At all times before computers got new opportunities through programming – a person created the machine understandable algorithms of work that led to the expected result. This approach is obsolete.

To work effectively with large data, we need another technology called machine learning. In this case, the person only gives some introductory information to computer, but the results of the operation of such an algorithm are not determined by the person. The person determines the way of learning the machine and analyzes the information. It’s like how we learn from you. Machine learning is not just artificial intelligence. This area includes genetic and evolutionary algorithms, and simpler problems associated with cluster analysis.

Finally, Cognitive Science. It is an interdisciplinary science that studies the mechanisms of cognition and thinking. The results of such studies are primarily the basis for the development of various approaches to the creation of artificial intelligence.

Difference between Data Science, Machine Learning and Artificial Intelligence

Data Science, machine learning, and AI are different in the sense that:

Data science generates insight:

Data science is very different from the other two because its goal is also a human goal: to gain insight and understanding.

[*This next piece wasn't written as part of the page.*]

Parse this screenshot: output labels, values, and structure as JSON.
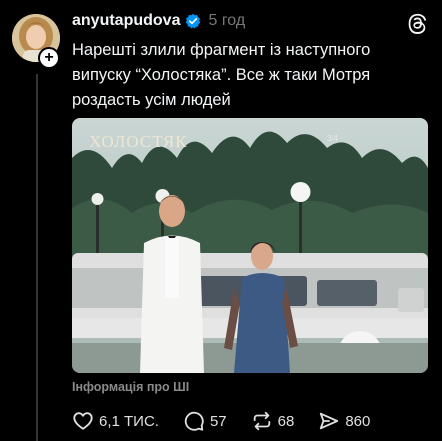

Machine learning makes prediction:

Machine learning belongs to the field of prediction: “given instance X with a specific feature, speculative Y”. Machine learning saves the programmer from having to explain in detail to the computer how to solve the problem. Instead, the computer is taught to find a solution on its own. In fact, machine learning is a very complex application of statistics to search for patterns in data and to create the necessary forecasts based on them.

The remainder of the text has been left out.